How Do AI Essay Checkers Work? A Brief Glimpse Under The Hood

Have you ever used an automated online essay checker? Did you know that those essay checking tools use mighty cutting-edge AI models to check write-ups? Yes, those tools are perfect examples of artificial intelligence that operate at near-human levels of natural language understanding. If you are facing issues with your maths homework then you can take help of a Math Problem Solver.

If you are interested in learning more, this write-up offers some concise insights.

Natural Language Processing

Natural Language Processing (NLP) is the branch of AI concerned with understanding, processing & generating natural human language. You can also get quality essays with the help of Essay Help services.

NLP combines computational linguistics with statistics, computational geometry, machine learning, and deep learning. Together, these aspects of NLP come to perform various tasks such as real-time translation, relevant content generation, voice-operated systems, digital assistants, speech-to-text dictation, spam detection, sentiment analysis, chatbots, etc. 

Here’s a simple overview of the generic NLP pipeline most online Best Essay Writing Service employ. 

Sentence Segmentation à Word Tokenization à Part of Speech Prediction For Every Token à Text Lemmatization à Identifying Stop Words à Dependency Parsing

Transfer Learning, BERT & ULMFiT 

Transfer learning came as a game changer in NLP. It is primarily a machine learning method where an ML model developed for a task can be used as a starting component for a model designed for a second task. 

It leverages prior knowledge from a particular domain onto a different domain & task. For NLP, transfer learning is hugely beneficial simply because models with linguistic & semantic expertise can come in extremely handy. Get Cheap Essay Writing Services from top experts and reduce your burden.

Two recent NLP models have successfully overcome all bottlenecks and implemented transfer learning. They are Google’s BERT and FastAI’s ULMFiT.

BERT: Google’s Bidirectional Encoder Representations from Transformers model provides accurate results for most NLP tasks. The key technical innovation for BERT is the application of bidirectional training of the Transformer, a popular attention model, to language models. Attention models are deep learning mechanisms that focus on a particular component. 

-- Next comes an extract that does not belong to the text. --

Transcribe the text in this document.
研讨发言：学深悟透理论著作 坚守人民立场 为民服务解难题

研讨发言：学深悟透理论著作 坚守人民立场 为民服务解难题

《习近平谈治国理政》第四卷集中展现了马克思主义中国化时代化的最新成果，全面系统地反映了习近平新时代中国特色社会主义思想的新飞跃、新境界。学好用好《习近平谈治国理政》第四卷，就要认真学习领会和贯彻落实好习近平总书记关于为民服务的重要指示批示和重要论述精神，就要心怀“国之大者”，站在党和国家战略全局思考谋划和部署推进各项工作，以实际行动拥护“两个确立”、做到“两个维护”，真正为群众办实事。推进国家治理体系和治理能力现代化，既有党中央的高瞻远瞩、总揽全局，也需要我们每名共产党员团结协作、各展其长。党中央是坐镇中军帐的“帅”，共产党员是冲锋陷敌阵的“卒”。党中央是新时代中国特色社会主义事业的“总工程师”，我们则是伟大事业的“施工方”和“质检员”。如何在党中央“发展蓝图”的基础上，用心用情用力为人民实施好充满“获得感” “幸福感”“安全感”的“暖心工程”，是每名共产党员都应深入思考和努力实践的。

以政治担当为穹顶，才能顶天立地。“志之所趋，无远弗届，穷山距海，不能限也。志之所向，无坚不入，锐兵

ULMFiT: Developed by FastAI and the NUI Galway Insight Center, the Universal Language Model Fine-Tuning for Text Classification used inductive transfer learning in NLP. It is a potent and agile technique that can be applied to any NLP task. Additionally, the model introduces techniques to fine-tune other language models as well.

Well, that’s all the space we have for today. If you are interested in AI and NLP, brush up on your maths, stats, and coding skills. And, if you do not trust the results of AI essay checkers, then avail of professional essay or assignment help.